Stratégies du Japon pour lutter contre le marché noir des jeux en ligne

En 2025, les autorités japonaises ont intensifié leurs efforts pour combattre les jeux d’argent en ligne illégaux, face à une participation record inquiétante. Rapportant une année de répression sans précédent, l’Agence nationale de la police (ANP) a pris des mesures contre 317 individus, un chiffre record depuis le début de la collecte de données en 2018. Parmi ces cas, 158 concernaient des casinos en ligne, et 221 personnes ont été arrêtées pour leurs activités illégales.

Bien que les jeux d’argent en ligne soient strictement interdits au Japon, une enquête de l’ANP en 2024 a établi que plus de 3 millions de personnes avaient participé au moins une fois à des jeux de casino en ligne illégaux. Par ailleurs, environ 2 millions continuent de s’adonner à ces pratiques chaque année, avec des mises totales estimées à environ 1,24 trillion de yens (5,76 milliards de livres sterling) annuellement.

En parallèle des joueurs, l’ANP a pris des mesures contre ceux facilitant l’accès aux jeux illégaux. Vingt-cinq individus ont été identifiés et arrêtés en tant qu’opérateurs, affiliés ou processeurs de paiement pour des réseaux de jeux en ligne. Notamment, quatre personnes ont été arrêtées pour avoir promu des casinos étrangers via des sites de streaming vidéo. De plus, deux fournisseurs de services de paiement (PSP) impliqués dans le blanchiment des produits du jeu ont été arrêtés et inculpés pour contrôle des produits du crime.

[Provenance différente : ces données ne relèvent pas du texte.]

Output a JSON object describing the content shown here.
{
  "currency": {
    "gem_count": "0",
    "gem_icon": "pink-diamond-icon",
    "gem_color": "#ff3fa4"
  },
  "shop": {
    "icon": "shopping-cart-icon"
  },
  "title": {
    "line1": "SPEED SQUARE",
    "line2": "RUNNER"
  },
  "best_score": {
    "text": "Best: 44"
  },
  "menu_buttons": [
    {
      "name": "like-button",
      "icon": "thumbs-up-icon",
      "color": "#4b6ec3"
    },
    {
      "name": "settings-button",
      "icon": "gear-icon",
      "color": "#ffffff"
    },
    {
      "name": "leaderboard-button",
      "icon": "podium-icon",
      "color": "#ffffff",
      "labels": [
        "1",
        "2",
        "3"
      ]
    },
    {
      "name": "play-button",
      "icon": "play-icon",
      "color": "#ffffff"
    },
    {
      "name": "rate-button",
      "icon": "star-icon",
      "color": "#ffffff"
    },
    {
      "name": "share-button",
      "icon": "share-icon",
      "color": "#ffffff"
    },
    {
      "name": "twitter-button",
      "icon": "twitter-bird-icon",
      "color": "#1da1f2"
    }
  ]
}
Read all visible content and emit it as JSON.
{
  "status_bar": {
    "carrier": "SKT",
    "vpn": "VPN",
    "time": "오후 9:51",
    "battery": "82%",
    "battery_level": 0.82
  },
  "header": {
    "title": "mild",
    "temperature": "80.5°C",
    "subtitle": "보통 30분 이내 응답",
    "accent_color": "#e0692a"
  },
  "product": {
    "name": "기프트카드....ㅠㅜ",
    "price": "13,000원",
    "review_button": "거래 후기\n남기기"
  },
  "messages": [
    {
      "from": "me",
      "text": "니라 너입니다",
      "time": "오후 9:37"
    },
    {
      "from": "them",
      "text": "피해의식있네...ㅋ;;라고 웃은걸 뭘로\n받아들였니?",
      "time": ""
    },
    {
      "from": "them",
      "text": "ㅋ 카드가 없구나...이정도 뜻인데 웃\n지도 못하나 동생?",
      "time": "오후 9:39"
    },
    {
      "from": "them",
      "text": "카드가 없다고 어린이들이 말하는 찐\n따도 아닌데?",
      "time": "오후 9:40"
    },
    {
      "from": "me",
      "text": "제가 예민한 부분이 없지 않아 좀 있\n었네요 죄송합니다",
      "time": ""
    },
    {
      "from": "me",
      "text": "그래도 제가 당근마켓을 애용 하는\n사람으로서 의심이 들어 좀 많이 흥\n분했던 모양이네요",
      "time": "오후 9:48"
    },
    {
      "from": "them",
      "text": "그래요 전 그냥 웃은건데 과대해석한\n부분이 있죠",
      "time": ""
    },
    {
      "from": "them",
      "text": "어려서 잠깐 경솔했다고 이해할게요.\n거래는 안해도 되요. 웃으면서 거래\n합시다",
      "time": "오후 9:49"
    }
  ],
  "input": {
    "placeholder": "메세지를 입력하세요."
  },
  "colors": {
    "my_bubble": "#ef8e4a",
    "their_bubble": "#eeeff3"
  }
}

Étant donné que nombre des casinos en ligne fréquentés par les joueurs japonais sont situés à l’étranger, cibler des canaux comme les affiliés et les PSP pourrait être une méthode efficace pour les responsables japonais de lutter contre l’activité sur le marché noir. Si cette approche réussit, elle pourrait inspirer d’autres marchés à renforcer leur application pour contrer la menace du marché noir.

En outre, l’augmentation de la détection est attribuée par l’ANP à une plus grande prise de conscience de l’illégalité des jeux, notamment à travers plusieurs affaires médiatisées impliquant des célébrités. Des joueurs de baseball, des comédiens et des stars de la pop ont tous été sanctionnés après avoir avoué leur participation à des jeux en ligne.

L’année dernière, le gouvernement a introduit une série de nouvelles lois visant à combattre les jeux non autorisés, interdisant l’exploitation et l’utilisation de sites de jeux non licenciés, ainsi que leur promotion via des bannières publicitaires, des affiliés et des publications sur les réseaux sociaux. Le Japon a également sollicité l’aide de régulateurs, notamment à Malte, Curaçao, l’île de Man et les Philippines, pour bloquer l’accès aux utilisateurs japonais ou retirer le support en langue japonaise des services de jeux.

Bien qu’il existe clairement un fort appétit pour les jeux d’argent en ligne parmi les citoyens japonais, le gouvernement a pris une position ferme contre ce secteur, fermant toute discussion sur la régulation et renforçant au contraire la surveillance en raison des préoccupations liées aux dommages sociaux causés par les jeux en ligne.

En contrepoint, la Première ministre du pays, Sanae Takaichi, est une fervente défenseure du potentiel des complexes intégrés pour stimuler la croissance économique. Un plan a été mis en place pour un nouveau cycle de candidatures pour les gouvernements locaux intéressés par l’accueil d’un complexe. Le premier casino du Japon, actuellement développé par MGM Resorts International et Orix Corporation, devrait ouvrir ses portes en 2030.

Analyse d’expert iGaming : Nous avons depuis longtemps plaidé pour de nouvelles idées pour lutter contre le marché noir, et l’action du Japon montre clairement cet élément, alors que le pays se concentre sur les PSP, qui semblent être une cible tangible dans la lutte contre une opposition insaisissable.

Certains observateurs estiment que, bien qu’une répression stricte soit un outil efficace, elle pourrait également encourager les opérateurs illégaux à devenir plus sophistiqués, rendant la tâche plus complexe pour les autorités. D’autres suggèrent que la légalisation et la régulation pourraient être une solution à long terme plus viable pour contenir le marché noir tout en protégeant les consommateurs. Cette approche, opposée à la ferme position actuelle du Japon, pourrait offrir des leçons précieuses aux pays confrontés à des défis similaires.